His teammates even let him run a touchdown play after every game.
But Brett recently turned 19, and the North Carolina High School Athletic Association says he is no longer eligible to suit up because he is too old. Allowing him to do so, Hobbton High athletics administrators say, is a violation of state rules.
"When I found out, I was heartbroken. I mean, the tears were just flowing," Brett's mother, Pat Bowden, said Monday. "It means a lot for him just to stand there and be a part of them, just like them."
A spokesman for the NCHAA says it undersntads and appreciates the community support for Brett but that there's nothing that can be done. He can continue wearing a team jersey and sitting on the sideline, but he can't suit up or play.
Brett's family and friends have gone online in an effort to bring attention to the story.
Since starting a Facebook page last Friday, more than 1,200 people have rallied behind Brett, expressing their desires that he be allowed to continue suiting up.

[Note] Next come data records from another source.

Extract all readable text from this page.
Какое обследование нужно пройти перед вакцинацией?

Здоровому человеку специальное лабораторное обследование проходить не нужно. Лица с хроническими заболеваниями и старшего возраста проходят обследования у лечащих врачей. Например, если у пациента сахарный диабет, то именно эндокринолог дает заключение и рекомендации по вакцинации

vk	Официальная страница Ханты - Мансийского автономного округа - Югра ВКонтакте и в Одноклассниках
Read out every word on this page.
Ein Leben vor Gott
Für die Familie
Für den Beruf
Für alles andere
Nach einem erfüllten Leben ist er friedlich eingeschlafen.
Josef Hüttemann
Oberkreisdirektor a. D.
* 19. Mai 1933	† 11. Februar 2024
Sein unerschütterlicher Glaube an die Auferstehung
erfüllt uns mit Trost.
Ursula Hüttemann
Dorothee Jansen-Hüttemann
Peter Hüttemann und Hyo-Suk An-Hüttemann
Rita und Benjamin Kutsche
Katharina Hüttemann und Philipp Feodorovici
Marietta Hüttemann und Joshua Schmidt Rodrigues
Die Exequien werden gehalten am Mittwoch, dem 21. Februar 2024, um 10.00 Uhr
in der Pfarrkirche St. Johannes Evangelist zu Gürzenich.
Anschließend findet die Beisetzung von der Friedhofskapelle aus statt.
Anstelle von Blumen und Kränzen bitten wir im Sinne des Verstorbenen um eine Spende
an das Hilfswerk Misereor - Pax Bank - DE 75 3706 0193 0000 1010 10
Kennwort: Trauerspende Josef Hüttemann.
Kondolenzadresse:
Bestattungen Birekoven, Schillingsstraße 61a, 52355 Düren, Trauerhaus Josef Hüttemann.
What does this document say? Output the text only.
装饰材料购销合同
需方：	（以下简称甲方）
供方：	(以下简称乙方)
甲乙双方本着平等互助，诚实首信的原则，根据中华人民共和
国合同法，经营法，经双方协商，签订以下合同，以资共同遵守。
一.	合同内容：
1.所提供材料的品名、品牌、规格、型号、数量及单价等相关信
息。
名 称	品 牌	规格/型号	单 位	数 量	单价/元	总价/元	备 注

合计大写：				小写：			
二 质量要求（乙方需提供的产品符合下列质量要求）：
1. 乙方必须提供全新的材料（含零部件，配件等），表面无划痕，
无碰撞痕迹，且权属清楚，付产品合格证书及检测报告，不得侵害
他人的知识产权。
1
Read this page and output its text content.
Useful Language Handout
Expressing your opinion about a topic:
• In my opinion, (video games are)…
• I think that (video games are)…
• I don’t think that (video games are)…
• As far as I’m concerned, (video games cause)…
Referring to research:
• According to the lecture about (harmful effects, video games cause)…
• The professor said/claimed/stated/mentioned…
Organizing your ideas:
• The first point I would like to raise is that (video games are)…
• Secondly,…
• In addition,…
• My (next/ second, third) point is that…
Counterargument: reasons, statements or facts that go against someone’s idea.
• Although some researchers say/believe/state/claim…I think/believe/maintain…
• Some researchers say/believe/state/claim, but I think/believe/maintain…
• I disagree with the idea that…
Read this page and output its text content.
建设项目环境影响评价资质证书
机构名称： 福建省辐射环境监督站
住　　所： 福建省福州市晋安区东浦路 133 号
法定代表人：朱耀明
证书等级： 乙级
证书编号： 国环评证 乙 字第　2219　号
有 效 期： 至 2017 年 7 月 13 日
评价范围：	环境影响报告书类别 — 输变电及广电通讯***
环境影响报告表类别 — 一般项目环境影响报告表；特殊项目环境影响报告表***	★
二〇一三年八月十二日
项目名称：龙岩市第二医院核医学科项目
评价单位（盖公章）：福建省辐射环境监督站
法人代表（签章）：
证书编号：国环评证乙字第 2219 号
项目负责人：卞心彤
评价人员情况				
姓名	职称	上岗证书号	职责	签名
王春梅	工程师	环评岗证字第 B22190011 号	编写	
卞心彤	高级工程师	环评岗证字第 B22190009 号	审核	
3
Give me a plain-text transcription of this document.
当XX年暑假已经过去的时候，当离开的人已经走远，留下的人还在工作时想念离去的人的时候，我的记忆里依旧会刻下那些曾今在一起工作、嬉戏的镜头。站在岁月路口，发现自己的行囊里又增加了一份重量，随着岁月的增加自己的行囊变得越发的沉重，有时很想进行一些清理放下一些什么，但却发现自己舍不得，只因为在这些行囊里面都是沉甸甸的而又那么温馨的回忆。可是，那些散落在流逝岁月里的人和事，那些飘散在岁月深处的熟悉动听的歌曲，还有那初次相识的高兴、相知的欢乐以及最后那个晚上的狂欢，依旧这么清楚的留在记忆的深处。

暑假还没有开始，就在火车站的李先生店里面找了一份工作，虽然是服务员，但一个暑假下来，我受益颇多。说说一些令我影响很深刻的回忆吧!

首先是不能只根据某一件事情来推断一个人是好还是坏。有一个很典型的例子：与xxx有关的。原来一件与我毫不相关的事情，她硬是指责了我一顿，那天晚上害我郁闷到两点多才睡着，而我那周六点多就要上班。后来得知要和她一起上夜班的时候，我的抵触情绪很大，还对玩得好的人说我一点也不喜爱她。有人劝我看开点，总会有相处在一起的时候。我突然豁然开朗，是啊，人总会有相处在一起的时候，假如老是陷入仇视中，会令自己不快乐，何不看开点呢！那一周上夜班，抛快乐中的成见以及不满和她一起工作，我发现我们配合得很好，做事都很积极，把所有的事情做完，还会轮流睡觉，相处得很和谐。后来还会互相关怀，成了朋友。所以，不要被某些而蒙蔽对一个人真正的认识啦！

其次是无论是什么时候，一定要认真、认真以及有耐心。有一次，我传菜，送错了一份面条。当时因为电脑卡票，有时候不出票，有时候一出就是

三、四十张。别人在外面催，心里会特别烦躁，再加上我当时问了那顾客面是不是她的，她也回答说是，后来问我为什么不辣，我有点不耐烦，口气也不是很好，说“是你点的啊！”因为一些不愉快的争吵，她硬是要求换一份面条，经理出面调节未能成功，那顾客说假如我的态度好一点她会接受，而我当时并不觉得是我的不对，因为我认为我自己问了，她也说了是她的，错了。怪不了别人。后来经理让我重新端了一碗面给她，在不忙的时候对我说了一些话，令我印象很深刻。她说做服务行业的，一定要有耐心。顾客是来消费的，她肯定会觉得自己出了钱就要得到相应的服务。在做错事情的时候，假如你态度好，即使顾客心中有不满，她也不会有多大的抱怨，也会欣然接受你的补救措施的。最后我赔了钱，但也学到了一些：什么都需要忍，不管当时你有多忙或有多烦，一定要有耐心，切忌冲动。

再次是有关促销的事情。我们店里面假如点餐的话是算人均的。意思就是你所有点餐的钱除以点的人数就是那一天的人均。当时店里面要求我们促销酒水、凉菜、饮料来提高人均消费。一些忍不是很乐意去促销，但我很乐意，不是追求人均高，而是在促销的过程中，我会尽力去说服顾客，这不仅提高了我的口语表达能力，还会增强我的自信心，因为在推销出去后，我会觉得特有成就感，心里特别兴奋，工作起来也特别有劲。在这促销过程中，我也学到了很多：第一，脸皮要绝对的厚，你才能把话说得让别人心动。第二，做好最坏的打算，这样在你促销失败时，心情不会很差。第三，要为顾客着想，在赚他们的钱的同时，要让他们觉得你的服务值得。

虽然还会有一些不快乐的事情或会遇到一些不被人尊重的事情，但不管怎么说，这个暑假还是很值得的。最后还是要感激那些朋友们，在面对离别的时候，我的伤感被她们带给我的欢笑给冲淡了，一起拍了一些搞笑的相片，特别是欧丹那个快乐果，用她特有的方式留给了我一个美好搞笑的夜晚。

"What they are doing to Brett is so unfair," one person wrote on the page. "The presence of Brett (on) the team teaches a big lesson to the community and teammates. LET HIM PLAY."
"The whole NCHSAA should be utterly ashamed of themselves for being so inconsiderate to someone that just wants to be a part of something!" another person wrote.
Pat Bowden says her son still doesn't know that he's no longer allowed to put on the uniform.
Family and friend are hoping that there is still a chance that the NCHSAA will make an exception before the team's first scrimmage next week.
If not, Pat Bowden says, she will have to explain to Brett why he can't wear his uniform.
Brett has a close relationship to the team, his mother says, and the news that he can no longer participate in practices has been difficult for them, too.
"They're his family," Pat Bowden said. "They're his brothers, his best friends."
"It literally breaks my heart," said Charles Chestnutt, Brett's teammate and close friend.
The Hobbton High football team is still reeling from the loss last year of its starting quarterback, Brad Evans, who committed suicide.
Brett has worn Evans' number on his helmet, and other players say that he has helped them heal.
"He's just been my buddy. He's been my inspiration – one of the reasons I keep doing what I do every day, playing football," Chestnutt said.